Ninguna bendición que recibió Nefi se le negará a quien en esta dispensación demuestre la misma devoción y la misma dedicación al Señor y Su obra.

A lo que quería llegar es a esto: Permitan que los profetas de Dios, en especial los profetas de nuestros días, formen parte de su galería particular de personas ilustres. Presten atención a todo lo que hablen los profetas, sea cual fuere el tema que traten. Escuchen con los oídos, con la mente y con el corazón. No analicen la prepara­ción terrenal que puedan tener al respecto, ya que ésa no es la fuente de su virtud. Lo que los califica para hablar de cualquier asunto es el poder de Dios y el llamamiento que El les ha hecho. La voz unida de la Primera Presidencia y de los Doce nunca nos desviará.

¿Qué es lo que nos impide absorber hasta lo más profundo de nuestro ser las palabras de los profetas? ¿Es el temor de lo que los demás puedan pensar de nosotros? Después de todo, los profetas no están siempre de acuerdo con las normas socialmente aceptables del momento.

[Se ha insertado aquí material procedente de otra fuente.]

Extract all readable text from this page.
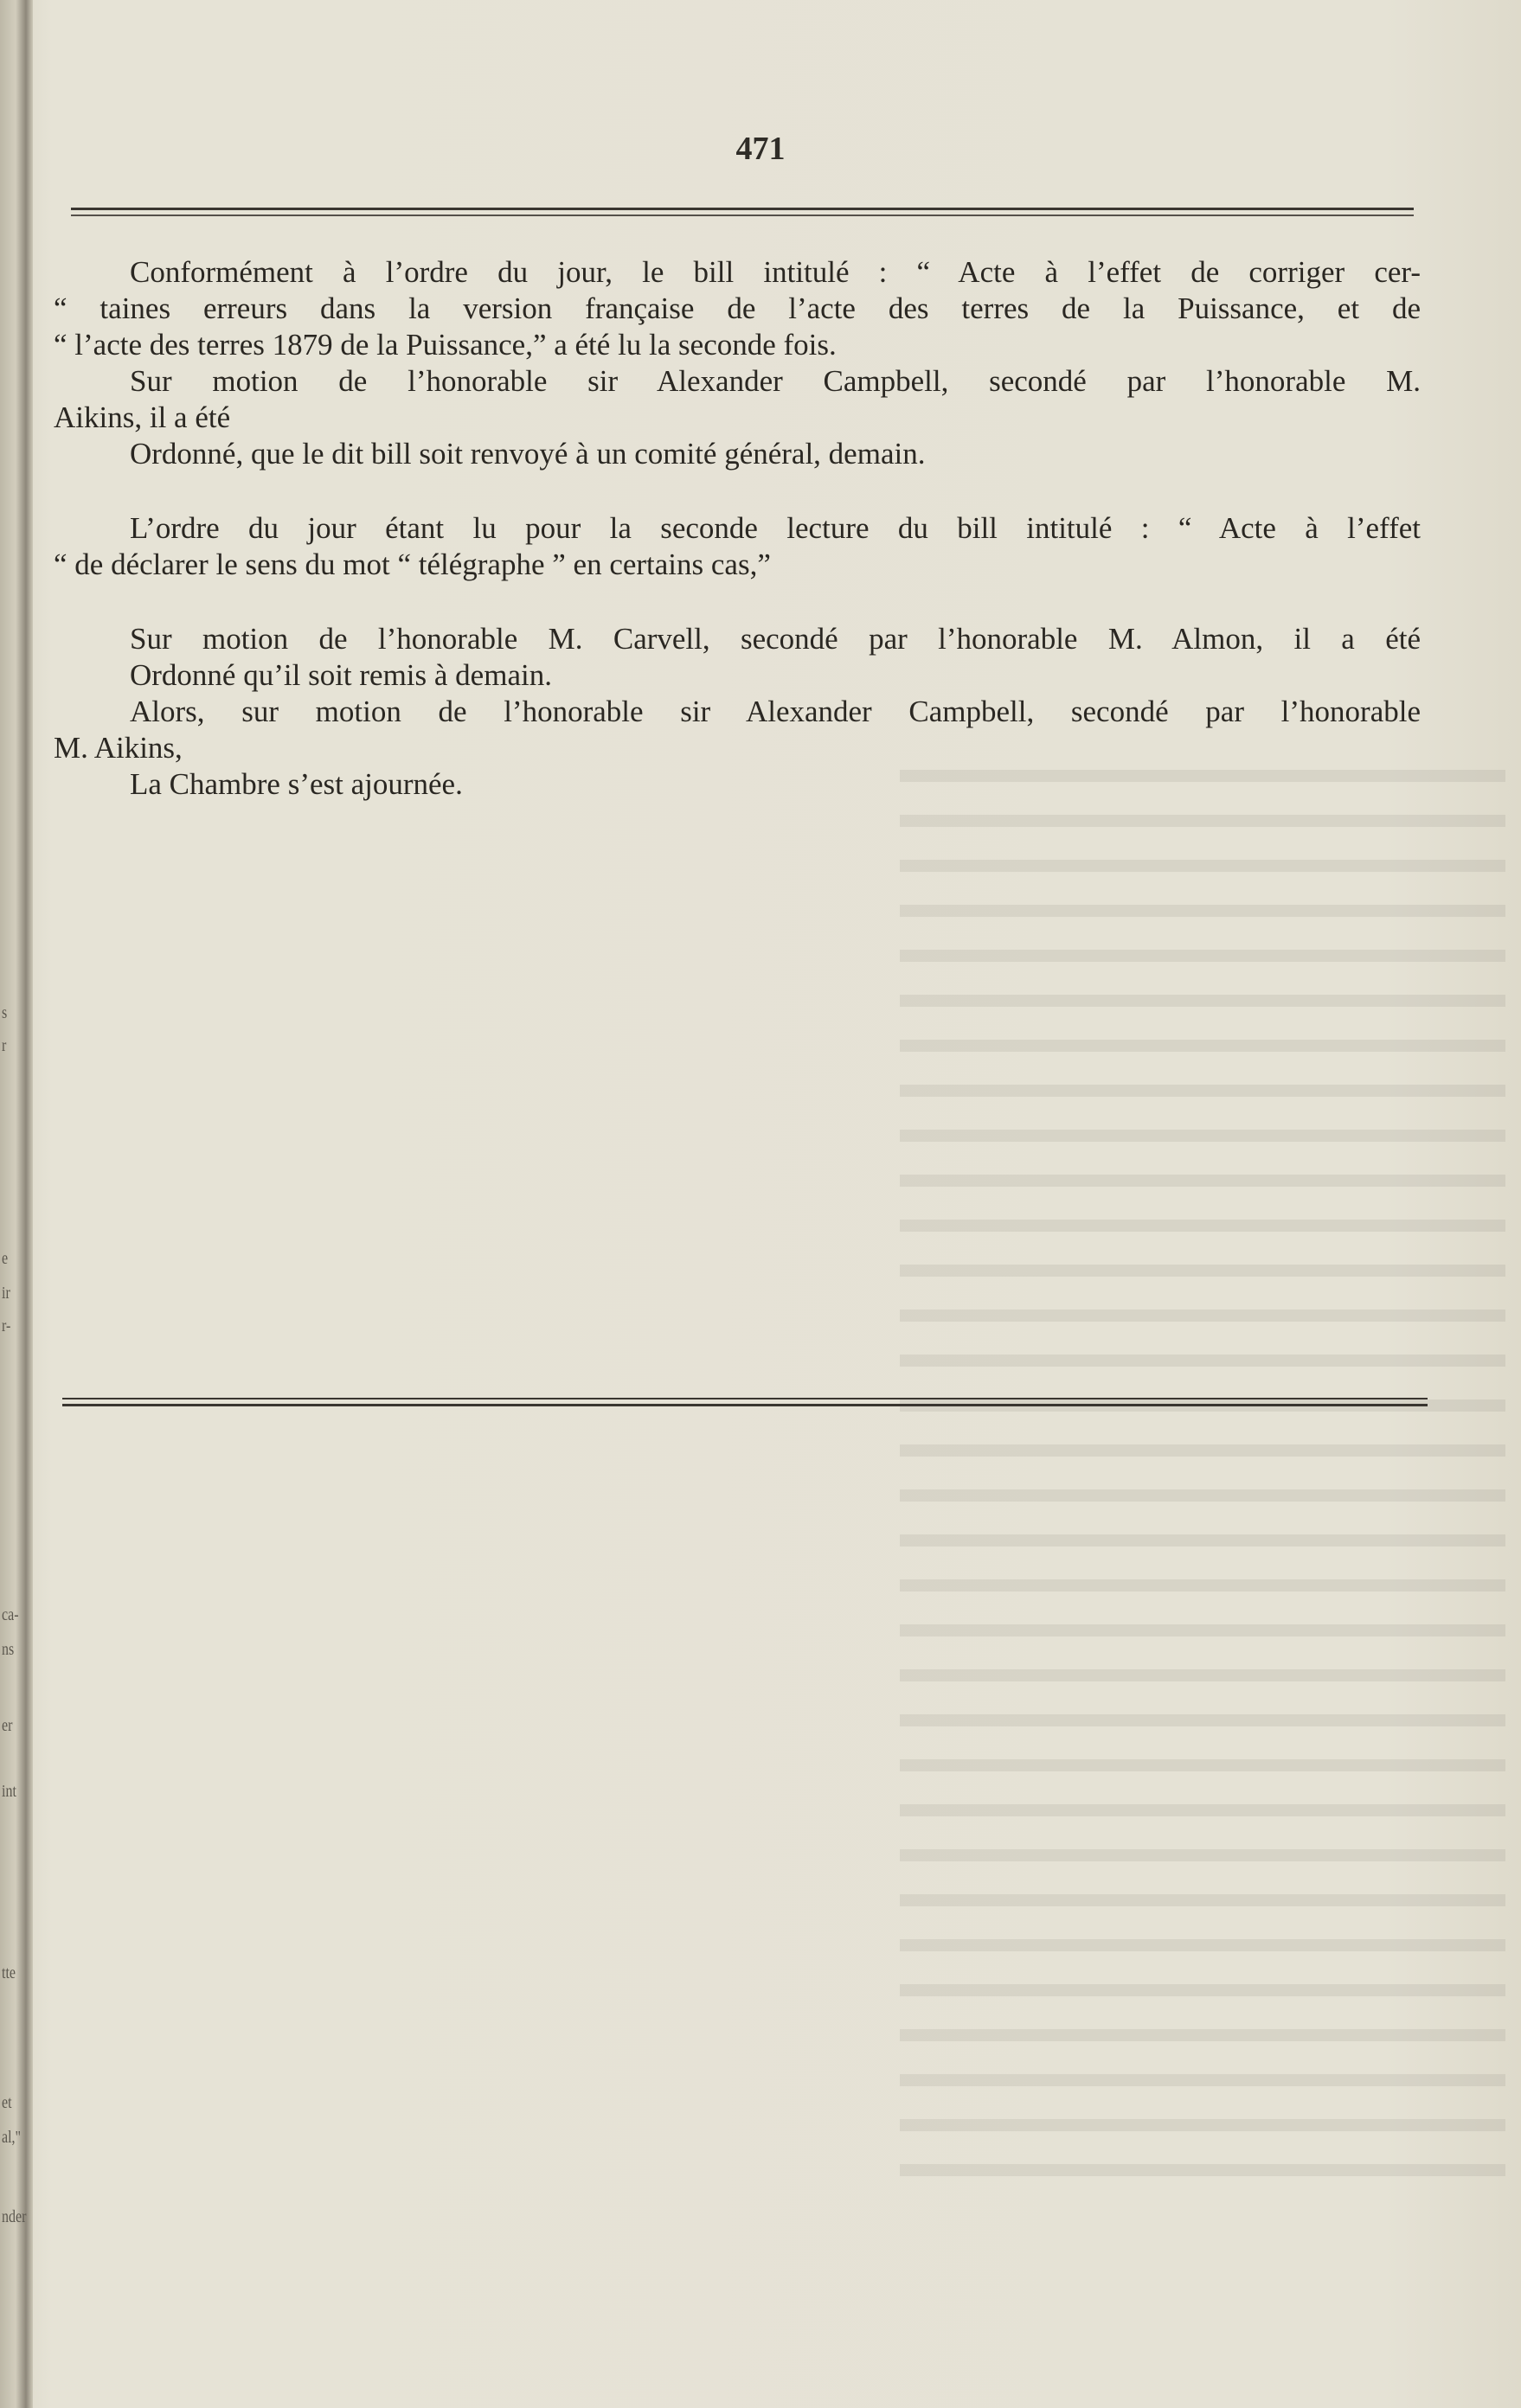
s
r
e
ir
r-
ca-
ns
er
int
tte
et
al,"
nder
471

Conformément à l’ordre du jour, le bill intitulé : “ Acte à l’effet de corriger cer-
“ taines erreurs dans la version française de l’acte des terres de la Puissance, et de
“ l’acte des terres 1879 de la Puissance,” a été lu la seconde fois.

Sur motion de l’honorable sir Alexander Campbell, secondé par l’honorable M.
Aikins, il a été

Ordonné, que le dit bill soit renvoyé à un comité général, demain.

L’ordre du jour étant lu pour la seconde lecture du bill intitulé : “ Acte à l’effet
“ de déclarer le sens du mot “ télégraphe ” en certains cas,”

Sur motion de l’honorable M. Carvell, secondé par l’honorable M. Almon, il a été

Ordonné qu’il soit remis à demain.

Alors, sur motion de l’honorable sir Alexander Campbell, secondé par l’honorable
M. Aikins,

La Chambre s’est ajournée.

Un día, hace ya muchos años, me encontraba luchando con el problema de tratar de gozar de gran popularidad entre todos. Pero en medio de mi angustia, me asaltó un pensamiento: A la mayoría de las personas de este mundo no les importa lo que te pase. Dentro de unos meses, semanas, días o quizás horas, sólo tú vas a recordar esta triste experiencia. Además, las personas por las que tú sientes respeto tampoco son muy populares entre quienes te señalan con desdén.

Ese episodio cambió fundamentalmente mi modo de pensar. Me di cuenta de que simplemente no debemos tener miedo de defender la virtud, aun cuando lo hagamos en silencio. Es necesario que comprendamos que en realidad hay dos fuerzas que luchan por la huma­nidad y que no podemos estar en los dos frentes al mismo tiempo. Es imposible gozar de popularidad con todo el mundo.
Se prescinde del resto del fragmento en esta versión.